Domestic Site Remediation Matters
Under certain federal, state and local environmental laws and regulations, a current or previous owner or operator of any facility, including an electric generating facility, may be required to investigate and remediate releases or threatened releases of hazardous or toxic substances or petroleum products at the facility. NRG may also be held liable to a governmental entity or to third parties for property damage, personal injury and investigation and remediation costs incurred by a party in connection with hazardous material releases or threatened releases. These laws, including the Comprehensive Environmental Response, Compensation and Liability Act of 1980 as amended by the Superfund Amendments and Reauthorization Act of 1986, or SARA, impose liability without regard to whether the owner knew of or caused the presence of the hazardous substances, and the courts have interpreted liability under such laws to be strict (without fault) and joint and several. Cleanup obligations can often be triggered during the closure or decommissioning of a facility, in addition to spills or other occurrences during its operations. Further discussions of affected NRG sites can be found in Item 15 — Note 24, Environmental Matters, to the Consolidated Financial Statements.

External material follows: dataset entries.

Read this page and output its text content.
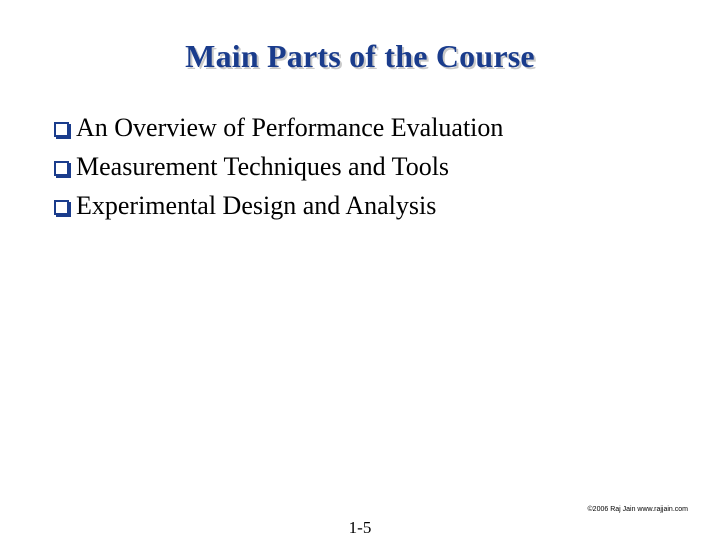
Main Parts of the Course
An Overview of Performance Evaluation
Measurement Techniques and Tools
Experimental Design and Analysis
©2006 Raj Jain www.rajjain.com
1-5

Nuclear Waste — The federal government's program to construct a nuclear waste repository at Yucca Mountain, Nevada was discontinued in 2010. In order to meet the federal government's obligations to safely manage used nuclear fuel and radioactive waste under the U.S. Nuclear Waste Policy Act of 1982, the U.S. DOE established a blue ribbon commission to explore alternatives. Also consistent with the Act, owners of nuclear plants, including the owners of STP, entered into contracts setting out the obligations of the owners and the U.S. DOE, including the fees to be paid by the owners for the U.S. DOE's services. Since 1998, the U.S. DOE has been in default on its obligations to begin removing spent nuclear fuel and high-level radioactive waste from reactors, necessitating each site to take steps to construct interim spent fuel storage installations. STP has sufficient capacity in its spent fuel pool through 2016 at which time its dry cask storage facility will be ready for operation.
Under the federal Low-Level Radioactive Waste Policy Act of 1980, as amended, the state of Texas is required to provide, either on its own or jointly with other states in a compact, for the disposal of all low-level radioactive waste generated within the state. STP's warehouse capacity is adequate for on-site storage until a site in Andrews County, Texas becomes fully operational.
Employees
As of December 31, 2011, NRG had 5,193 employees, approximately 28% of whom were covered by U.S. bargaining agreements. During 2011, the Company did not experience any labor stoppages or labor disputes at any of its facilities.
Available Information
NRG's annual reports on Form 10-K, quarterly reports on Form 10-Q, current reports on Form 8-K, and amendments to those reports filed or furnished pursuant to section 13(a) or 15(d) of the Securities Exchange Act of 1934, as amended, or Exchange Act, are available free of charge through the Company's website, www.nrgenergy.com, as soon as reasonably practicable after they are electronically filed with, or furnished to the United States Securities and Exchange Commission, or SEC. The Company also routinely posts press releases, presentations, webcasts, and other information regarding the Company on the Company's website.